Friday Night Lights Goes Straight to the Heart
A Newsday review notes that in the acclaimed NBC series' second-season debut, Kyle Chandler's character is stunned when his crush-riven daughter, Julie (Aimee Teegarden, pictured) resists his inquiring about her life in the months he's been halfway across Texas coaching his new college team.
"What does this have to do with you?" Julie answers flatly, with her teen logic / obstinacy, and some justification.
Then things get worse. After she's been out half the night chasing a guy, dad arrives to retrieve his teary girl, who finally pours forth in the car.
Turns out she's just mortified that if she makes nice in this podunk town of Dillon, Tex., she'll end up like, yes, her parents.
The Season 2 premiere episode of Friday Night Lights presents her admission a bit too easily, and eloquently, but that's not the point.
The miracle here is, as they say about the frog who sings off-key, not how well it's done but that it's even done at all. Television doesn't deal with the heart anymore as acutely as this show does. Maybe TV never did.
- The way Chandler and long-distance wife Connie Britton look into each other's eyes, with innate knowing and bedrock devotion.
- The awkwardness of those desperate-to-mature high-schoolers, whether it's how to touch a girl's arm the first time or how to rebuild trust after they've stupidly slept together.

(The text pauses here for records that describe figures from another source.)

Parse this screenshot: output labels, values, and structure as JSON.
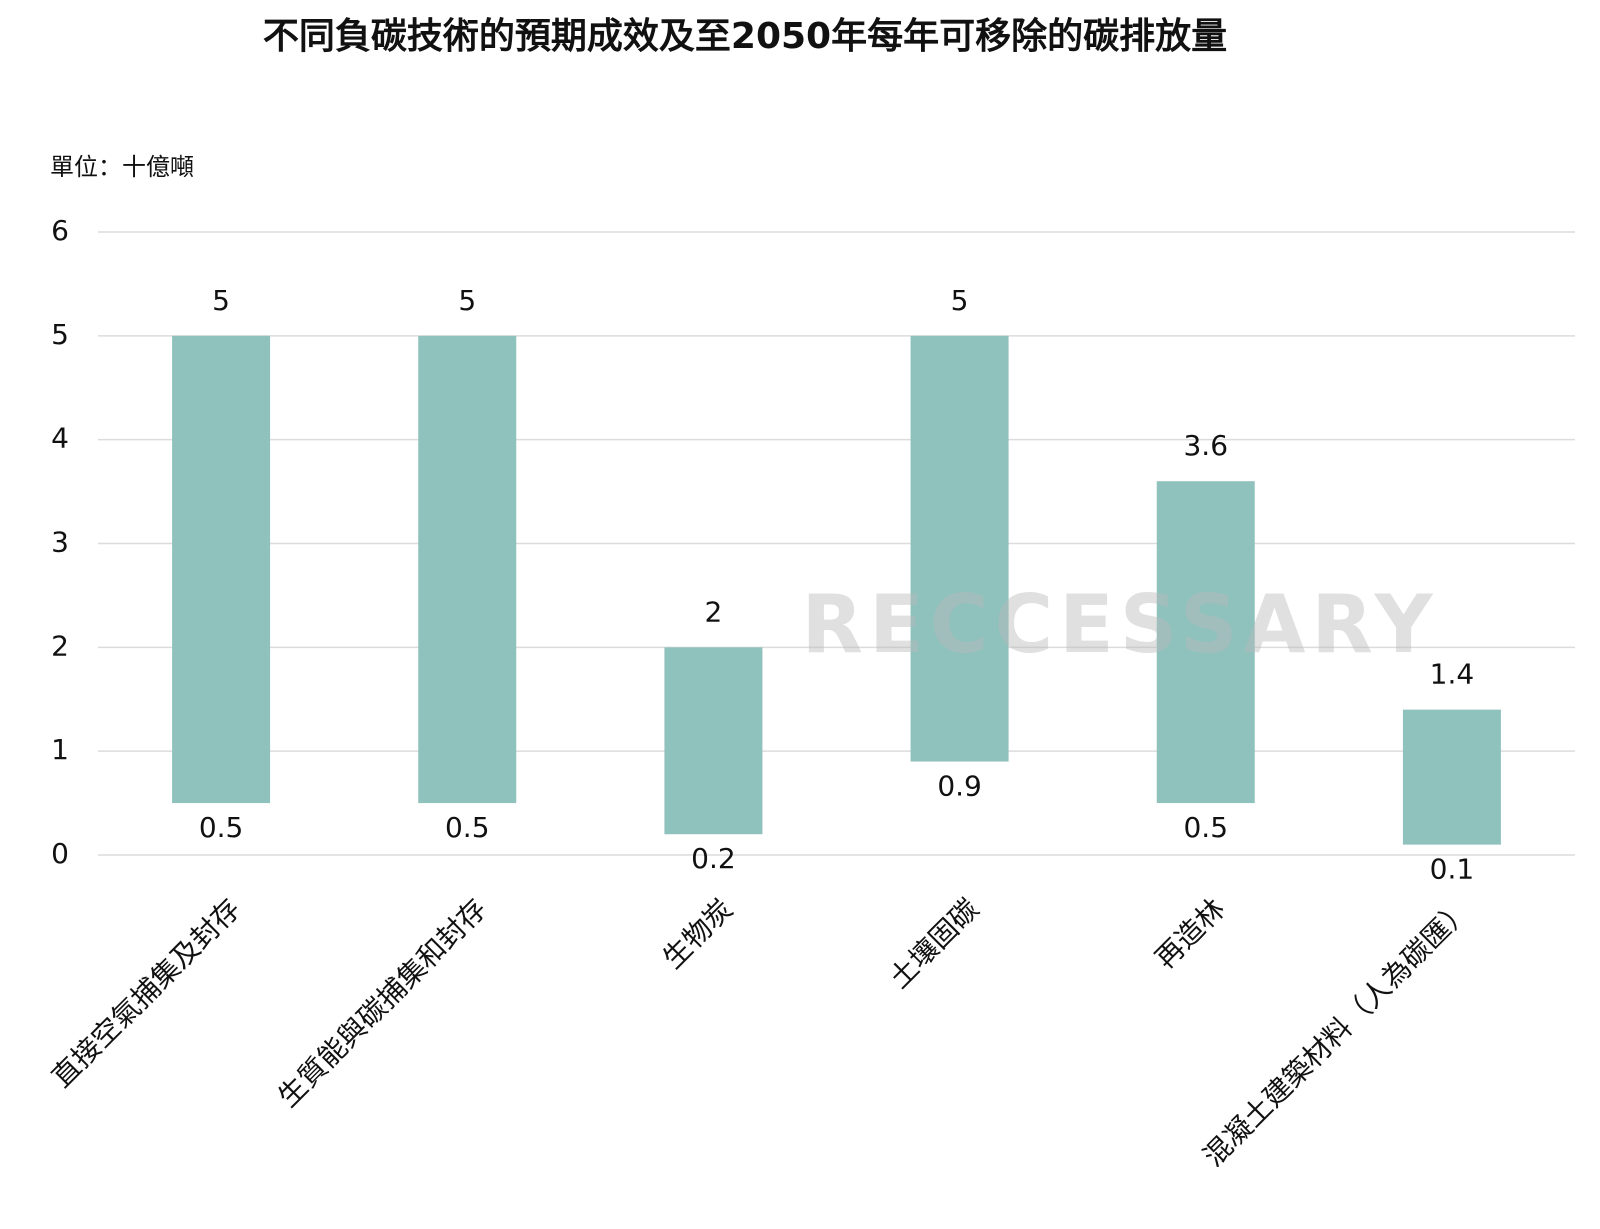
{
  "chart_data": {
    "type": "range_bar",
    "title": "不同負碳技術的預期成效及至2050年每年可移除的碳排放量",
    "unit_label": "單位：十億噸",
    "watermark": "RECCESSARY",
    "categories": [
      "直接空氣捕集及封存",
      "生質能與碳捕集和封存",
      "生物炭",
      "土壤固碳",
      "再造林",
      "混凝土建築材料（人為碳匯）"
    ],
    "low": [
      0.5,
      0.5,
      0.2,
      0.9,
      0.5,
      0.1
    ],
    "high": [
      5,
      5,
      2,
      5,
      3.6,
      1.4
    ],
    "color": "#8fc1bd",
    "ylim": [
      0,
      6
    ],
    "yticks": [
      0,
      1,
      2,
      3,
      4,
      5,
      6
    ],
    "grid": true
  }
}
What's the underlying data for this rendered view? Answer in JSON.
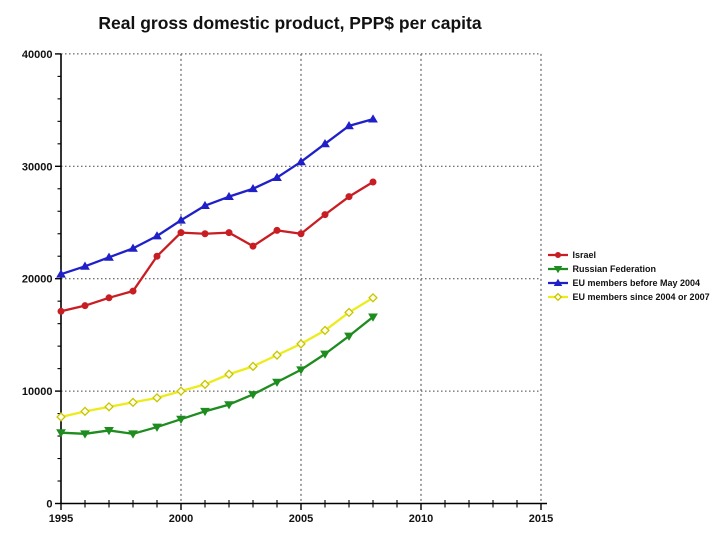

- And there are the adults they grow into, sometimes without growing at all. Friday Night Lights boldly lets characters screw up unspeakably or stew in silence, revealing volumes more than words ever could.
This is that rare case where the spin-off surpasses the original, writer-director Peter Berg weaving thicker webs here than he could in his 2004 feature film.
That one really was about high school football dominating its dusty Texas town. This one is about the people who devote themselves to the team's dream, which becomes theirs, because they so desperately need one.
NBC's first season fulfilled it on the surface.
Chandler's team won a state title, but Dillon' star quarterback was paralyzed in action, and his sweet cheerleader girlfriend, Lyla Garrity, fell in with a drunken fullback with the shattered home life, and the coach's daughter took up with the awkward second-string QB caring for his senile grandmother.
This fall, Kyle Chandler has moved up and away, miles from his pregnant wife and sulking daughter, hard-headed successor coach (Chris Mulkey) and Dillon's floundering team. Everything his steady presence had pulled together now threatens to rip apart. And all of this, busy as it may be, is fine.
Life is complicated, and Peter Berg's creation zooms close-up on that knottiness in urgent cinema-verite style.
The problem comes when the premiere unduly escalates the melodrama.
Coach's wife goes into labor early when he's far away. A horrific crime is committed, and covered up beyond any reason the show has established.
The troubled car salesman being supplanted as the team's biggest booster actually calls somebody a "hippie communist."
Life, death and other dovetailing ironies feel way overplayed.
But Friday Night Lights gets its groove back the next week.
That's when the script more shrewdly portrays the ways in which going outside of one's comfort zone can motivate growth, whether it's the cockily entitled college football star or a grandmother with an evaporating mind.
This show captures a distinct culture, and the people jockeying for places in it, trying to prove, mostly to themselves, that their lives have value. And so Friday Night Lights has more than almost any network show today.